Mysterious photos and “proof” of Loch Ness monster unconfirmed for years

By now, most people have seen some of the famous photos of the Loch Ness Monster, affectionately dubbed “Nessie,” that resides in Loch Ness, a lake in the Scottish Highlands.

The Loch Ness monster is described as a large creature with a long neck and one or more humps that protrude from the water as it swims. The creature is part of Scottish folklore and draws a lot of debate over whether it exists at all.

Despite a variety of photographs of the creature and tests such as sonar readings, many write off the Loch Ness monster as simply a myth of cryptozoology. These same skeptics dismiss the evidence by various measurement techniques as pseudoscience.
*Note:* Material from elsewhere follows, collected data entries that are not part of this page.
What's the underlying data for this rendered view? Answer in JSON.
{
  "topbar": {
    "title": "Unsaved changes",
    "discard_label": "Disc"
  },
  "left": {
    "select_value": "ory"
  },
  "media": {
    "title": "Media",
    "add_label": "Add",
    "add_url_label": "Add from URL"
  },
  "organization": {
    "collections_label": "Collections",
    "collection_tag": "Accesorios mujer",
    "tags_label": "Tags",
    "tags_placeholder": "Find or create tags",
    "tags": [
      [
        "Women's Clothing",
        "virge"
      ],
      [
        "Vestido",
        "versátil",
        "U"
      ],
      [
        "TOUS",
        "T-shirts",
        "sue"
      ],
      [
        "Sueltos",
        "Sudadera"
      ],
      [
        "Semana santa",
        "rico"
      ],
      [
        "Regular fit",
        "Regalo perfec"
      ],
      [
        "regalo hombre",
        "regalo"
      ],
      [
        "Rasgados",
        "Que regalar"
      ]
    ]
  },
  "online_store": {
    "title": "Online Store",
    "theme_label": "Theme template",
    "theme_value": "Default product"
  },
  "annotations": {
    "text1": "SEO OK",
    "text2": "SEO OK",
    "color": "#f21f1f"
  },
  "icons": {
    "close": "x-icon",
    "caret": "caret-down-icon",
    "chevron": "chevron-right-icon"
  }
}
Scientists say Loch Ness monster could have lived in Scotland

In late July 2022, a discovery hinted that the Loch Ness monster could be real and may have been a plesiosaur, which some scientists now believe may have lived in freshwater, the New York Post reported.

A joint study was published in the journal Cretaceous Research involving researchers from the University of Bath and University of Portsmouth in the UK and Université Hassan II in Morocco. The study reported that fossils of plesiosaurs were found in the Morocco portion of the Sahara Desert.

According to the study: “Plesiosaurs were a long-lived and widespread group of marine reptiles, with a worldwide distribution and a temporal range from the Late Triassic to the Late Cretaceous.”

Still, given that these long-necked dinosaurs died out completely around 66 million years ago, it’s doubtful one is still living in Loch Ness.

Identity of Loch Ness monster finally revealed!

One of the most well-known photos of the Loch Ness monster is the so-called “surgeon’s photograph,” taken in 1934 by London gynecologist Robert Kenneth Wilson, which shows a creature with its long neck protruding out of the water, sporting a small head and what looks like a hump or two.

But now, the mystery of what this photo likely captured swimming in the water has seemingly been solved.

What the doctor likely photographed is… Wait for it…

An alpaca.

Recently, a group of alpacas broke free from their pen in nearby Dores, Inverness, Metro reported. They made their way to Loch Ness, where they went for a dip.

A group on Facebook that goes by the name “Loch Ness Alpacas” posted a video of an alpaca swimming in Loch Ness, and its shadowy shape is a dead ringer for the image we see in the famous “surgeon’s photo” of the alleged “Nessie.”

An alpaca swimming in Loch Ness is so remarkably similar that many believe the mysterious identity of the Loch Ness Monster has finally been solved.